ПРОКСИ В WINDOWS И LINUX
Различные задачи, решаемые прокси, соответствующим наиболее уместным образом воплотились как на различных уровнях модели OSI, так и в различных категориях ПО:
1. Ядро ОС.
2. СПО, включаемое в дистрибутив.
3. ППО, включаемое в дистрибутив.
4. Стороннее (third party) ПО, не включаемое в дистрибутив.
Начиная с Windows XP SP2 в ядро интегрирован Windows Firewall, позиционируемый как базовый сетевой экран.
Упрощенными для удобства пользователя специфическими формами NAT являются Internet Connection Sharing и Network Bridge (вытесняют Routing and Remote Access).
Network Bridge Connection позволяет объединить две возможно разнородные подсети с целью эмуляции одного сегмента.
Internet Connection Sharing позволяет нескольким пользователям из одной подсети разделять (совместно использовать в режиме разделения времени) один сетевой интерфейс из другой подсети, обычно с целью доступа к Internet.
Полноценная реализация NAT с графическим интерфейсом доступна в Server 2003.
В большинстве систем Unix широко применяется пакет IP Filter – в основном для целей фильтрации и NAT. В Linux эту роль выполняет пакет IP Tables (пришел на смену Ipfwadm и IP Chains).
Прохождение пакета в соответствии с IP Tables.
Рисунок -- Прохождение пакета в соответствии с IP Tables
Для нормальной работы IP Tables должны быть включены некоторые опции ядра.
Для обеспечения возможности управления введен одноименный сервис iptables.
Фильтры строятся на основе правил (rules). Каждое правило – это строка, содержащая в себе критерии, определяющие, подпадает ли пакет под правило, и действие, которое необходимо осуществить в случае выполнения условий. Правила могут объединяться в цепочки (chains) и образовывать сложную иерархию. Следовательно при работе с IP Tables необходимо внимательно проверять содержимое и последовательность правил.
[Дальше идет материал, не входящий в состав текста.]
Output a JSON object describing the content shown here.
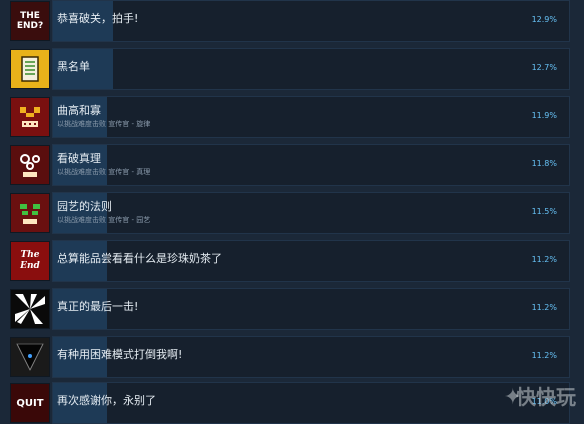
{
  "achievements": [
    {
      "icon": "the-end-text-icon",
      "icon_label": "THE END?",
      "title": "恭喜破关，拍手!",
      "desc": "",
      "pct": "12.9%",
      "rate": 12.9
    },
    {
      "icon": "blacklist-icon",
      "icon_label": "",
      "title": "黑名单",
      "desc": "",
      "pct": "12.7%",
      "rate": 12.7
    },
    {
      "icon": "pixel-skull-icon",
      "icon_label": "",
      "title": "曲高和寡",
      "desc": "以挑战难度击败 宣传官 - 旋律",
      "pct": "11.9%",
      "rate": 11.9
    },
    {
      "icon": "eyes-skull-icon",
      "icon_label": "",
      "title": "看破真理",
      "desc": "以挑战难度击败 宣传官 - 真理",
      "pct": "11.8%",
      "rate": 11.8
    },
    {
      "icon": "green-skull-icon",
      "icon_label": "",
      "title": "园艺的法则",
      "desc": "以挑战难度击败 宣传官 - 园艺",
      "pct": "11.5%",
      "rate": 11.5
    },
    {
      "icon": "the-end-script-icon",
      "icon_label": "The End",
      "title": "总算能品尝看看什么是珍珠奶茶了",
      "desc": "",
      "pct": "11.2%",
      "rate": 11.2
    },
    {
      "icon": "burst-icon",
      "icon_label": "",
      "title": "真正的最后一击!",
      "desc": "",
      "pct": "11.2%",
      "rate": 11.2
    },
    {
      "icon": "dark-triangle-icon",
      "icon_label": "",
      "title": "有种用困难模式打倒我啊!",
      "desc": "",
      "pct": "11.2%",
      "rate": 11.2
    },
    {
      "icon": "quit-icon",
      "icon_label": "QUIT",
      "title": "再次感谢你，永别了",
      "desc": "",
      "pct": "11.0%",
      "rate": 11.0
    }
  ],
  "watermark": "快快玩",
  "colors": {
    "bg": "#1b2838",
    "fill": "#1e3a56",
    "pct": "#66c0f4"
  }
}
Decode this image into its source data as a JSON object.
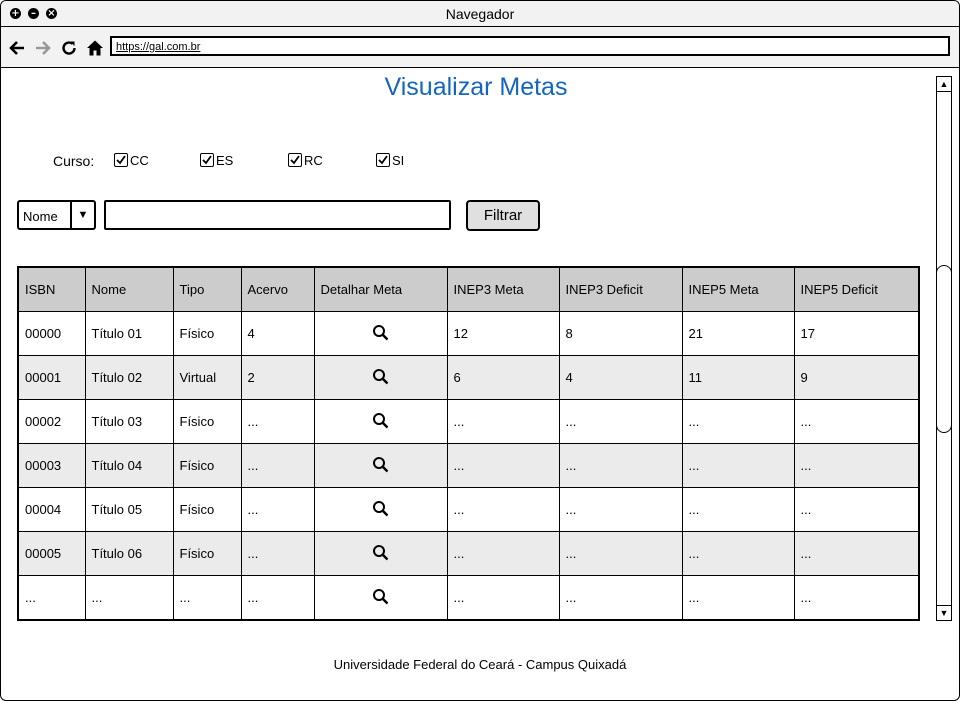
{
  "window": {
    "title": "Navegador"
  },
  "browser": {
    "url": "https://gal.com.br"
  },
  "page": {
    "title": "Visualizar Metas"
  },
  "filters": {
    "curso_label": "Curso:",
    "courses": [
      {
        "label": "CC",
        "checked": true
      },
      {
        "label": "ES",
        "checked": true
      },
      {
        "label": "RC",
        "checked": true
      },
      {
        "label": "SI",
        "checked": true
      }
    ],
    "select_value": "Nome",
    "search_value": "",
    "button_label": "Filtrar"
  },
  "table": {
    "headers": [
      "ISBN",
      "Nome",
      "Tipo",
      "Acervo",
      "Detalhar Meta",
      "INEP3 Meta",
      "INEP3 Deficit",
      "INEP5 Meta",
      "INEP5 Deficit"
    ],
    "rows": [
      {
        "isbn": "00000",
        "nome": "Título 01",
        "tipo": "Físico",
        "acervo": "4",
        "inep3_meta": "12",
        "inep3_deficit": "8",
        "inep5_meta": "21",
        "inep5_deficit": "17"
      },
      {
        "isbn": "00001",
        "nome": "Título 02",
        "tipo": "Virtual",
        "acervo": "2",
        "inep3_meta": "6",
        "inep3_deficit": "4",
        "inep5_meta": "11",
        "inep5_deficit": "9"
      },
      {
        "isbn": "00002",
        "nome": "Título 03",
        "tipo": "Físico",
        "acervo": "...",
        "inep3_meta": "...",
        "inep3_deficit": "...",
        "inep5_meta": "...",
        "inep5_deficit": "..."
      },
      {
        "isbn": "00003",
        "nome": "Título 04",
        "tipo": "Físico",
        "acervo": "...",
        "inep3_meta": "...",
        "inep3_deficit": "...",
        "inep5_meta": "...",
        "inep5_deficit": "..."
      },
      {
        "isbn": "00004",
        "nome": "Título 05",
        "tipo": "Físico",
        "acervo": "...",
        "inep3_meta": "...",
        "inep3_deficit": "...",
        "inep5_meta": "...",
        "inep5_deficit": "..."
      },
      {
        "isbn": "00005",
        "nome": "Título 06",
        "tipo": "Físico",
        "acervo": "...",
        "inep3_meta": "...",
        "inep3_deficit": "...",
        "inep5_meta": "...",
        "inep5_deficit": "..."
      },
      {
        "isbn": "...",
        "nome": "...",
        "tipo": "...",
        "acervo": "...",
        "inep3_meta": "...",
        "inep3_deficit": "...",
        "inep5_meta": "...",
        "inep5_deficit": "..."
      }
    ]
  },
  "footer": {
    "text": "Universidade Federal do Ceará - Campus Quixadá"
  },
  "colors": {
    "title": "#1565c0",
    "header_bg": "#cccccc",
    "alt_row_bg": "#ebebeb"
  }
}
Общий формат задания правила.
Рисунок -- Формат задания правила IP Tables
Примеры таблиц (tables):
а) nat – нужна для преобразования сетевых адресов;
б) mangle – нужна для внесения изменений в заголовки пакетов (TTL, TOS, MARK);
в) filter – нужна для фильтрации пакетов.
Примеры команд (commands):
а) –A(--append) – добавить новое правило в конец заданной цепочки;
б) –D(--delete) – удалить правило из цепочки;
в) –R(--replace) – заменить одно правило другим;
г) –I(--insert) – вставить новое правило в цепочку;
д) –L(--list) – вывести на экран список правил в заданной цепочке;
е) –F(--flush) – удалить все правила из заданной цепочки;
ж) –N(--new-chain) – создать новую цепочка с заданным именем в заданной таблице;
з) –X(--delete-chain) – удалить заданную цепочку из заданной таблицы;
и) –P(--policy) – определить политику по умолчанию для заданной цепочки.
Примеры критериев (matches):
а) –p(--protocol) – нужен для указания протокола;
б) –s(--source) – нужен для указания адреса отправителя;
в) –d(--destination) – нужен для указания адреса назначения;
г) –i(--in-interface) – нужен для указания сетевого интерфейса, принимающего пакеты;
д) –o(--out-interface) – нужен для указания сетевого интерфейса, передающего пакеты;
е) –f(--fragment) – нужен для включения поддержки фрагментации.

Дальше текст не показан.